Para guru tidak bisa mengontrol murid-murid lagi. Anak-anak, khususnya di sekolah dasar sering tidak mematuhi perintah, menggunakan bahasa kasar pada guru mereka, mengobrol dengan suara keras, dan berjalan-jalan selagi kelas berlangsung. Dengan situasi demikian, kelas yang layak tidak dapat dilaksanakan. Di beberapa kota di tokyo, dua pertiga sd dikatakan menderita masalah ini (“Collapse of the classroom” 1998 p. 17).

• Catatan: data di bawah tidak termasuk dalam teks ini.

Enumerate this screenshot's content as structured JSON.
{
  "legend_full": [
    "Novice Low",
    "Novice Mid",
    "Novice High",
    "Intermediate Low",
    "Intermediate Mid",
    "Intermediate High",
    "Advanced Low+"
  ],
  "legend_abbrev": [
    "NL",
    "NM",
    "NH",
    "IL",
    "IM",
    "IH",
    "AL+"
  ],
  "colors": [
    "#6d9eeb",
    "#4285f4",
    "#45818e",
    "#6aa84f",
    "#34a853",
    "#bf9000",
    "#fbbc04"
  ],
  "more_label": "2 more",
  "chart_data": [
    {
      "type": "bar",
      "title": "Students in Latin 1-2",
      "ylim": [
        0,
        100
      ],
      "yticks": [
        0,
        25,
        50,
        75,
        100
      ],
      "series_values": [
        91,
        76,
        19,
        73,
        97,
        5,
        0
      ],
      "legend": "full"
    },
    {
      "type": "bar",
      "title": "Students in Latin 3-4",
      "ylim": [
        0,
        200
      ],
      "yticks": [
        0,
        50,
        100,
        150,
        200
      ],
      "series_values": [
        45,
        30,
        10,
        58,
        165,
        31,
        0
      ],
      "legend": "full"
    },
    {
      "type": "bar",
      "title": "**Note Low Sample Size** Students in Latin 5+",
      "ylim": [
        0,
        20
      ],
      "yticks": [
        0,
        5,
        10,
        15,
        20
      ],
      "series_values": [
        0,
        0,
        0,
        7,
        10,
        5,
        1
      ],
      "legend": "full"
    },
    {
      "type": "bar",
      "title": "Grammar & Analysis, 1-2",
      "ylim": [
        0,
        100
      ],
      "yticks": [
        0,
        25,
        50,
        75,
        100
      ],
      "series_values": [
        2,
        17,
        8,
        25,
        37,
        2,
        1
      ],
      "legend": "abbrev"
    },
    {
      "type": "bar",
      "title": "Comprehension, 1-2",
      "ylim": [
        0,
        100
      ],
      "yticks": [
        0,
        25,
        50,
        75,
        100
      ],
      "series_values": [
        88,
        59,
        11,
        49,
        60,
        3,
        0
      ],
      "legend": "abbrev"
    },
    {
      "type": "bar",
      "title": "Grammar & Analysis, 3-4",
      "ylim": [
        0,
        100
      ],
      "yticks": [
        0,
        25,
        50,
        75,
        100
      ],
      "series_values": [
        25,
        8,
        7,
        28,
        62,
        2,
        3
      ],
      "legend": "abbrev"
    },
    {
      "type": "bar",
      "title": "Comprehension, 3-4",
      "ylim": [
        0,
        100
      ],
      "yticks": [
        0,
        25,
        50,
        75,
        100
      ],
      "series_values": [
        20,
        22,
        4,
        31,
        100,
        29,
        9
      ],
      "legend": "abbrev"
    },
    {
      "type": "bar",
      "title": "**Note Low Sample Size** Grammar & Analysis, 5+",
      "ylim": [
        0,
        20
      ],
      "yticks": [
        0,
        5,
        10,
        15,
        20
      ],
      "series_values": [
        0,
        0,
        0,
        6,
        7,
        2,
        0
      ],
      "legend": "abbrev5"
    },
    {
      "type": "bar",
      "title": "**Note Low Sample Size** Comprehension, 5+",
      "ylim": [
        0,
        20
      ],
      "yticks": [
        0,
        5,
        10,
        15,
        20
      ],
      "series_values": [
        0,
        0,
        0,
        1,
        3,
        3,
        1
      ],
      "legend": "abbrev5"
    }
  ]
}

Yang membuat masalah semakin buruk ketidaksabaran di antara anak-anak menyebabkan masalah lain, yaitu ketidakhadiran terus-menerus (tõkõ kyohi). Menurut survei yang dilakukan oleh kementerian pendidikan, jumlah tõkõ kyohi permanen di jepang sd dan smp mencapai 150.000 anak saat ini dan akan terus meningkat pertahunnya. Beberapa orang berkata bahwa siswa tersebut tidak punya kemampuan untuk gambaru, dan jika orang-orang di sekitar mereka mendorong mereka dengan mengatakan 'gambare' mereka cenderung akan menarik diri. Namun, Velisarios berpendapat bahwa mengubah kondisi sosial lebih relevan untuk memahami fenomena ini.

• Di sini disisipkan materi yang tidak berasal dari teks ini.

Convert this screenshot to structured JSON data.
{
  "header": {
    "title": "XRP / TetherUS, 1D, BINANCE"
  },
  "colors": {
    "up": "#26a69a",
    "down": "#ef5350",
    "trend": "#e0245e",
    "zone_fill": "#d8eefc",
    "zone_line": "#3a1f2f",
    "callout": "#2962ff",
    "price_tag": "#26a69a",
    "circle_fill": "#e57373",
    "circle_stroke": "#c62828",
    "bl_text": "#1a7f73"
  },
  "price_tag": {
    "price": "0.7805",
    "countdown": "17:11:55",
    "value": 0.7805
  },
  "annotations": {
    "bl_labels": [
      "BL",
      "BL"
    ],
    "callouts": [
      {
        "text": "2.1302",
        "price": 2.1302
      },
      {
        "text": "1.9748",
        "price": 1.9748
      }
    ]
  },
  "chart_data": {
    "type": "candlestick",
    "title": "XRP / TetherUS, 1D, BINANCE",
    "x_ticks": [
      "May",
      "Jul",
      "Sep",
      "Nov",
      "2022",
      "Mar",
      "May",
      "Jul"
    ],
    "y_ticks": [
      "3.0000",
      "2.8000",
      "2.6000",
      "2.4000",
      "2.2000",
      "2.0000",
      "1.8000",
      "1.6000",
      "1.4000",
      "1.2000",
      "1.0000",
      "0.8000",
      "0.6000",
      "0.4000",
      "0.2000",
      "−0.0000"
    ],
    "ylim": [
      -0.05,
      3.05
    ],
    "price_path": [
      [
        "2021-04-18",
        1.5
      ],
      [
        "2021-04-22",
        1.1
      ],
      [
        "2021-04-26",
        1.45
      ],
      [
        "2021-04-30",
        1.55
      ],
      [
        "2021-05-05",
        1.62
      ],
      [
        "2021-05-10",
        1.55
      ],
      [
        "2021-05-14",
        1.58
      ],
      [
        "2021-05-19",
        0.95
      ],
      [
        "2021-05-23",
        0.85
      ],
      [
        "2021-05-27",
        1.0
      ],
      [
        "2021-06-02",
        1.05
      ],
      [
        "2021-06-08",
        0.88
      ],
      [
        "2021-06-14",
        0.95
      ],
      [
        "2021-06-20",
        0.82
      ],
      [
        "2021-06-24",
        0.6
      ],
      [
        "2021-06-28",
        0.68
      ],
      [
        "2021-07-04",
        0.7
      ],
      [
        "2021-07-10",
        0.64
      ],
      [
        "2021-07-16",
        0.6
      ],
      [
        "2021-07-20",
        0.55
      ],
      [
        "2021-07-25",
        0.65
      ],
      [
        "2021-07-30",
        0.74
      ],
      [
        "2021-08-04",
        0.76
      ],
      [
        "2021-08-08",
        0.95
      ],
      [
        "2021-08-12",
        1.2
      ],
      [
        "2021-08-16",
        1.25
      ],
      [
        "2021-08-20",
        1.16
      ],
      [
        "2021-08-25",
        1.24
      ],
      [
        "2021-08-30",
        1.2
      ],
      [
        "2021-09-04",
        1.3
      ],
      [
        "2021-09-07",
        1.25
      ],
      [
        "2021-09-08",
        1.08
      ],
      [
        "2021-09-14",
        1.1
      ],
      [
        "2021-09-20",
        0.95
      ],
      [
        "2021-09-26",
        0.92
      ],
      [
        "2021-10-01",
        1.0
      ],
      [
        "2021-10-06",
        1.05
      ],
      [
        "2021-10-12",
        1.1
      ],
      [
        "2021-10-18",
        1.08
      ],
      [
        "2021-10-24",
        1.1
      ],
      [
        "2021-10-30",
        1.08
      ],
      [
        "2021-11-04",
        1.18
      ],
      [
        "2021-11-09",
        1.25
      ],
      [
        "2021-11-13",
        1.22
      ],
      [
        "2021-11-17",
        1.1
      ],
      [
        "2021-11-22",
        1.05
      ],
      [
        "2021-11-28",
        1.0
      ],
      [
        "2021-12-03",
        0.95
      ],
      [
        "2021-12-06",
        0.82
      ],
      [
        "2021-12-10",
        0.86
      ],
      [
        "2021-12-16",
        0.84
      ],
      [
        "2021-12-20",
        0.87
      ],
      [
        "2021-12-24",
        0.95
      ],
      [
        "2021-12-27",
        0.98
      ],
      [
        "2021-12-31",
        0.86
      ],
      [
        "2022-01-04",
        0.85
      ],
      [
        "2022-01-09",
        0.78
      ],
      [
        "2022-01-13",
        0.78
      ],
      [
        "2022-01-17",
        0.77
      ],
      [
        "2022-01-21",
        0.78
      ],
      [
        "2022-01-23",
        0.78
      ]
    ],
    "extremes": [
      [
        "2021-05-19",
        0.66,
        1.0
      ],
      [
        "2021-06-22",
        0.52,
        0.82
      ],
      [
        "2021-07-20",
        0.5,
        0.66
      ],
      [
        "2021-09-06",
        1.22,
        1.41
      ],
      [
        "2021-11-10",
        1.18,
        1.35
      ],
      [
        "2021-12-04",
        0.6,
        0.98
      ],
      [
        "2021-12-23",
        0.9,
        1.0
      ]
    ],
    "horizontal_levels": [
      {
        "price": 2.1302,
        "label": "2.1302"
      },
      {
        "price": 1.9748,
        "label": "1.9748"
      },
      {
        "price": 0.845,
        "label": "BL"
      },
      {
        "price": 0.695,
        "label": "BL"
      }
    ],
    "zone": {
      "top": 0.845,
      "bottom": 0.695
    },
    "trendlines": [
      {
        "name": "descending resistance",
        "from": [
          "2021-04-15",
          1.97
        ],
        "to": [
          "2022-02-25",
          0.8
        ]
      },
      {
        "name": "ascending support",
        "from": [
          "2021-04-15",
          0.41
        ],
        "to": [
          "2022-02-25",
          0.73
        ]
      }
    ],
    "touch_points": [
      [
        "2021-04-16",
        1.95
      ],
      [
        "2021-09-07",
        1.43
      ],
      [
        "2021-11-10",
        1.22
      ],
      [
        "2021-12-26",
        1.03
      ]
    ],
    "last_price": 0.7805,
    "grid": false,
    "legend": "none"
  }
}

Di ruang kelas di jepang, masa depan adalah sesuatu yang lebih suka anak-anak abaikan. Berkat sistem ketat yang berdasarkan tes, sekitar 80 persen dari semua siswa di Jepang menjadi pecundang pada usia 15 tahun. Mereka adalah orang-orang yang tidak lulus ujian untuk masuk sekolah menengah terbaik. Sebagai tambahan, hal ini membuat mereka membunuh mimpinya untuk masuk universitas terbaik. Dulu, anak-anak dari golongan menengah mudah untuk mendapatkan pekerjaan. Saat ini, dengan perekonomian Jepang yang menyusut dan pengangguran di antara usia aktif mendekati 10 persen, banyak rata-rata siswa melihat sedikitnya kepentingan untuk tetap berada dikelas. (Valesarious, 1998, p.16)

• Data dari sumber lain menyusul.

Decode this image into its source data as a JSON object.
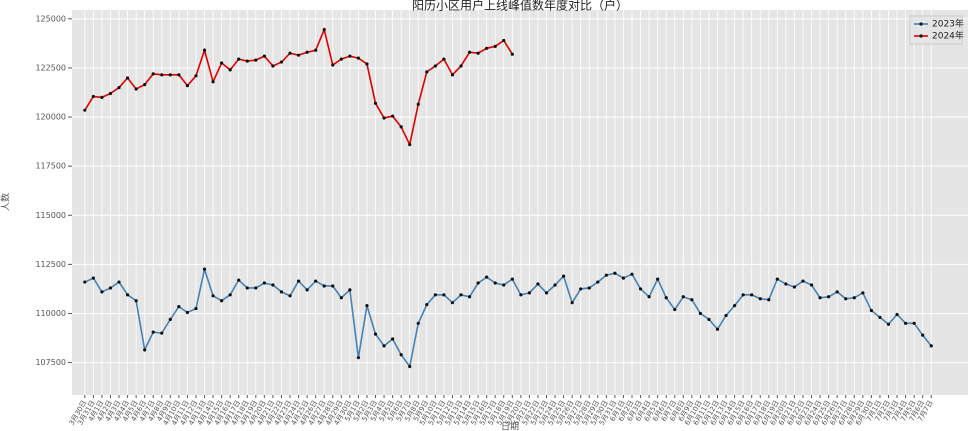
{
  "chart_data": {
    "type": "line",
    "title": "阳历小区用户上线峰值数年度对比（户）",
    "x_label": "日期",
    "y_label": "人数",
    "categories": [
      "3月30日",
      "3月31日",
      "4月1日",
      "4月2日",
      "4月3日",
      "4月4日",
      "4月5日",
      "4月6日",
      "4月7日",
      "4月8日",
      "4月9日",
      "4月10日",
      "4月11日",
      "4月12日",
      "4月13日",
      "4月14日",
      "4月15日",
      "4月16日",
      "4月17日",
      "4月18日",
      "4月19日",
      "4月20日",
      "4月21日",
      "4月22日",
      "4月23日",
      "4月24日",
      "4月25日",
      "4月26日",
      "4月27日",
      "4月28日",
      "4月29日",
      "4月30日",
      "5月1日",
      "5月2日",
      "5月3日",
      "5月4日",
      "5月5日",
      "5月6日",
      "5月7日",
      "5月8日",
      "5月9日",
      "5月10日",
      "5月11日",
      "5月12日",
      "5月13日",
      "5月14日",
      "5月15日",
      "5月16日",
      "5月17日",
      "5月18日",
      "5月19日",
      "5月20日",
      "5月21日",
      "5月22日",
      "5月23日",
      "5月24日",
      "5月25日",
      "5月26日",
      "5月27日",
      "5月28日",
      "5月29日",
      "5月30日",
      "5月31日",
      "6月1日",
      "6月2日",
      "6月3日",
      "6月4日",
      "6月5日",
      "6月6日",
      "6月7日",
      "6月8日",
      "6月9日",
      "6月10日",
      "6月11日",
      "6月12日",
      "6月13日",
      "6月14日",
      "6月15日",
      "6月16日",
      "6月17日",
      "6月18日",
      "6月19日",
      "6月20日",
      "6月21日",
      "6月22日",
      "6月23日",
      "6月24日",
      "6月25日",
      "6月26日",
      "6月27日",
      "6月28日",
      "6月29日",
      "6月30日",
      "7月1日",
      "7月2日",
      "7月3日",
      "7月4日",
      "7月5日",
      "7月6日",
      "7月7日"
    ],
    "series": [
      {
        "name": "2023年",
        "color": "#4682b4",
        "values": [
          111600,
          111800,
          111100,
          111300,
          111600,
          110950,
          110650,
          108150,
          109050,
          109000,
          109700,
          110350,
          110050,
          110250,
          112250,
          110900,
          110650,
          110950,
          111700,
          111300,
          111300,
          111550,
          111450,
          111100,
          110900,
          111650,
          111200,
          111650,
          111400,
          111400,
          110800,
          111200,
          107750,
          110400,
          108950,
          108350,
          108700,
          107900,
          107300,
          109500,
          110450,
          110950,
          110950,
          110550,
          110950,
          110850,
          111550,
          111850,
          111550,
          111450,
          111750,
          110950,
          111050,
          111500,
          111050,
          111450,
          111900,
          110550,
          111250,
          111300,
          111600,
          111950,
          112050,
          111800,
          112000,
          111250,
          110850,
          111750,
          110800,
          110200,
          110850,
          110700,
          110000,
          109700,
          109200,
          109900,
          110400,
          110950,
          110950,
          110750,
          110700,
          111750,
          111500,
          111350,
          111650,
          111450,
          110800,
          110850,
          111100,
          110750,
          110800,
          111050,
          110150,
          109800,
          109450,
          109950,
          109500,
          109500,
          108900,
          108350
        ]
      },
      {
        "name": "2024年",
        "color": "#e00000",
        "values": [
          120350,
          121050,
          121000,
          121200,
          121500,
          121990,
          121430,
          121650,
          122200,
          122150,
          122150,
          122150,
          121600,
          122100,
          123400,
          121800,
          122750,
          122400,
          122950,
          122850,
          122900,
          123100,
          122600,
          122800,
          123250,
          123150,
          123300,
          123400,
          124450,
          122650,
          122950,
          123100,
          123000,
          122700,
          120700,
          119950,
          120050,
          119500,
          118600,
          120650,
          122300,
          122600,
          122950,
          122150,
          122600,
          123300,
          123250,
          123500,
          123600,
          123900,
          123200,
          null,
          null,
          null,
          null,
          null,
          null,
          null,
          null,
          null,
          null,
          null,
          null,
          null,
          null,
          null,
          null,
          null,
          null,
          null,
          null,
          null,
          null,
          null,
          null,
          null,
          null,
          null,
          null,
          null,
          null,
          null,
          null,
          null,
          null,
          null,
          null,
          null,
          null,
          null,
          null,
          null,
          null,
          null,
          null,
          null,
          null,
          null,
          null,
          null
        ]
      }
    ],
    "marker_color": "#111111",
    "ylim": [
      105850,
      125450
    ],
    "yticks": [
      107500,
      110000,
      112500,
      115000,
      117500,
      120000,
      122500,
      125000
    ],
    "grid": true,
    "legend": "upper right"
  }
}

Di Jepang sekarang ini, orang-orang mulai berpikir bahwa penting untuk memiliki lebih banyak waktu luang. Baru-baru ini, ketetapan kerja 5 hari dalam seminggu sudah menjadi umum, dan standar sekolah 5 hari dalam seminggu juga akan dimulai dari tahun 2002, kementrian pendidikan memutuskan untuk mengurangi hari belajar di sekolah dasar dan sekolah menengah pertama. (“Education in relaxation” 1998, p.1)
Dengan demikian, orang-orang terus bekerja keras, tetapi mereka juga berpikir bahwa ada baiknya untuk memiliki waktu luang, hal inilah mengakibatkan perubahan besar yang terjadi di jepang. Perubahan sikap terhadap gambari.